Referências

‘A educação antirracista como força transformadora’ – Por Anielle Franco

Se a estrutura escolar se direciona para formar um trabalhador que não se identifica com o que aprende, o futuro da nossa juventude estará cada vez mais à mercê de grupos dominantes

GovBA/Divulgação
GovBA/Divulgação

Em abril, compartilhei com vocês minhas preocupações sobre a possibilidade de reabertura das escolas no Rio de Janeiro diante da pandemia. Cinco meses se passaram desde então, e esse debate segue vivo e com novas questões. Algumas escolas já voltaram às aulas, e já vimos também a estruturação do ensino híbrido ou remoto. Passado esse tempo, retomo hoje alguns questionamentos acerca da educação de forma mais abrangente.

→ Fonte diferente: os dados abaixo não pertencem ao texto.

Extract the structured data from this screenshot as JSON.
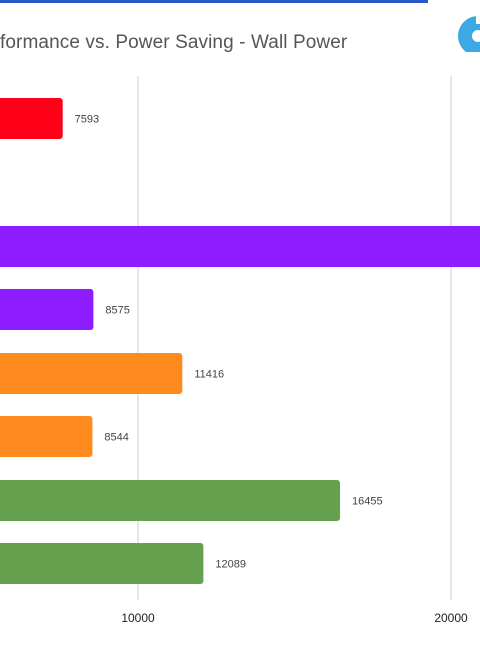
{
  "chart_data": {
    "type": "bar",
    "orientation": "horizontal",
    "title": "formance vs. Power Saving - Wall Power",
    "xlim": [
      5500,
      21000
    ],
    "grid": true,
    "x_ticks": [
      {
        "value": 10000,
        "label": "10000"
      },
      {
        "value": 20000,
        "label": "20000"
      }
    ],
    "bars": [
      {
        "value": 7593,
        "label": "7593",
        "color": "#ff0019"
      },
      {
        "value": 21000,
        "label": "",
        "color": "#8e1cff"
      },
      {
        "value": 8575,
        "label": "8575",
        "color": "#8e1cff"
      },
      {
        "value": 11416,
        "label": "11416",
        "color": "#ff8a1d"
      },
      {
        "value": 8544,
        "label": "8544",
        "color": "#ff8a1d"
      },
      {
        "value": 16455,
        "label": "16455",
        "color": "#65a14e"
      },
      {
        "value": 12089,
        "label": "12089",
        "color": "#65a14e"
      }
    ]
  },
  "logo": {
    "icon": "logo-icon",
    "color": "#3aa9e4"
  }
}
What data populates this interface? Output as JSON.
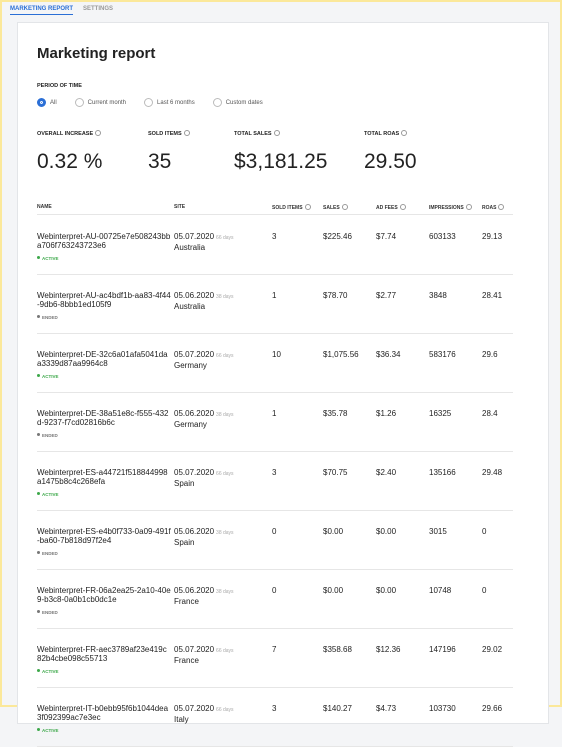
{
  "tabs": [
    "MARKETING REPORT",
    "SETTINGS"
  ],
  "title": "Marketing report",
  "period": {
    "label": "PERIOD OF TIME",
    "options": [
      "All",
      "Current month",
      "Last 6 months",
      "Custom dates"
    ]
  },
  "stats": [
    {
      "label": "OVERALL INCREASE",
      "value": "0.32 %"
    },
    {
      "label": "SOLD ITEMS",
      "value": "35"
    },
    {
      "label": "TOTAL SALES",
      "value": "$3,181.25"
    },
    {
      "label": "TOTAL ROAS",
      "value": "29.50"
    }
  ],
  "table": {
    "headers": [
      "NAME",
      "SITE",
      "SOLD ITEMS",
      "SALES",
      "AD FEES",
      "IMPRESSIONS",
      "ROAS"
    ],
    "rows": [
      {
        "name": "Webinterpret-AU-00725e7e508243bba706f763243723e6",
        "status": "ACTIVE",
        "date": "05.07.2020",
        "days": "66 days",
        "site": "Australia",
        "sold": "3",
        "sales": "$225.46",
        "fees": "$7.74",
        "impressions": "603133",
        "roas": "29.13"
      },
      {
        "name": "Webinterpret-AU-ac4bdf1b-aa83-4f44-9db6-8bbb1ed105f9",
        "status": "ENDED",
        "date": "05.06.2020",
        "days": "38 days",
        "site": "Australia",
        "sold": "1",
        "sales": "$78.70",
        "fees": "$2.77",
        "impressions": "3848",
        "roas": "28.41"
      },
      {
        "name": "Webinterpret-DE-32c6a01afa5041daa3339d87aa9964c8",
        "status": "ACTIVE",
        "date": "05.07.2020",
        "days": "66 days",
        "site": "Germany",
        "sold": "10",
        "sales": "$1,075.56",
        "fees": "$36.34",
        "impressions": "583176",
        "roas": "29.6"
      },
      {
        "name": "Webinterpret-DE-38a51e8c-f555-432d-9237-f7cd02816b6c",
        "status": "ENDED",
        "date": "05.06.2020",
        "days": "38 days",
        "site": "Germany",
        "sold": "1",
        "sales": "$35.78",
        "fees": "$1.26",
        "impressions": "16325",
        "roas": "28.4"
      },
      {
        "name": "Webinterpret-ES-a44721f518844998a1475b8c4c268efa",
        "status": "ACTIVE",
        "date": "05.07.2020",
        "days": "66 days",
        "site": "Spain",
        "sold": "3",
        "sales": "$70.75",
        "fees": "$2.40",
        "impressions": "135166",
        "roas": "29.48"
      },
      {
        "name": "Webinterpret-ES-e4b0f733-0a09-491f-ba60-7b818d97f2e4",
        "status": "ENDED",
        "date": "05.06.2020",
        "days": "38 days",
        "site": "Spain",
        "sold": "0",
        "sales": "$0.00",
        "fees": "$0.00",
        "impressions": "3015",
        "roas": "0"
      },
      {
        "name": "Webinterpret-FR-06a2ea25-2a10-40e9-b3c8-0a0b1cb0dc1e",
        "status": "ENDED",
        "date": "05.06.2020",
        "days": "38 days",
        "site": "France",
        "sold": "0",
        "sales": "$0.00",
        "fees": "$0.00",
        "impressions": "10748",
        "roas": "0"
      },
      {
        "name": "Webinterpret-FR-aec3789af23e419c82b4cbe098c55713",
        "status": "ACTIVE",
        "date": "05.07.2020",
        "days": "66 days",
        "site": "France",
        "sold": "7",
        "sales": "$358.68",
        "fees": "$12.36",
        "impressions": "147196",
        "roas": "29.02"
      },
      {
        "name": "Webinterpret-IT-b0ebb95f6b1044dea3f092399ac7e3ec",
        "status": "ACTIVE",
        "date": "05.07.2020",
        "days": "66 days",
        "site": "Italy",
        "sold": "3",
        "sales": "$140.27",
        "fees": "$4.73",
        "impressions": "103730",
        "roas": "29.66"
      }
    ]
  }
}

A minha percepção como mãe de meninas negras e professora me coloca em um lugar de questionar o quanto a instituição escolar se afastou da sociedade, a ponto de o processo educacional fortalecedor se tornar algo quase insustentável a partir do isolamento social que nos encontramos hoje, e o debate sobre raça no ambiente escolar nos ajuda a evidenciar o que estou falando.

A Lei 10.639, que torna obrigatório o ensino de culturas africanas, afro-brasileiras e de povos originários, é de 2003. Apesar da formação do país começar muito antes disso, foi apenas no início da década passada que foi aprovada uma lei para garantir que conteúdos que dizem respeito a identidade e cultura da maior parte da população brasileira sejam abordados nas escolas públicas.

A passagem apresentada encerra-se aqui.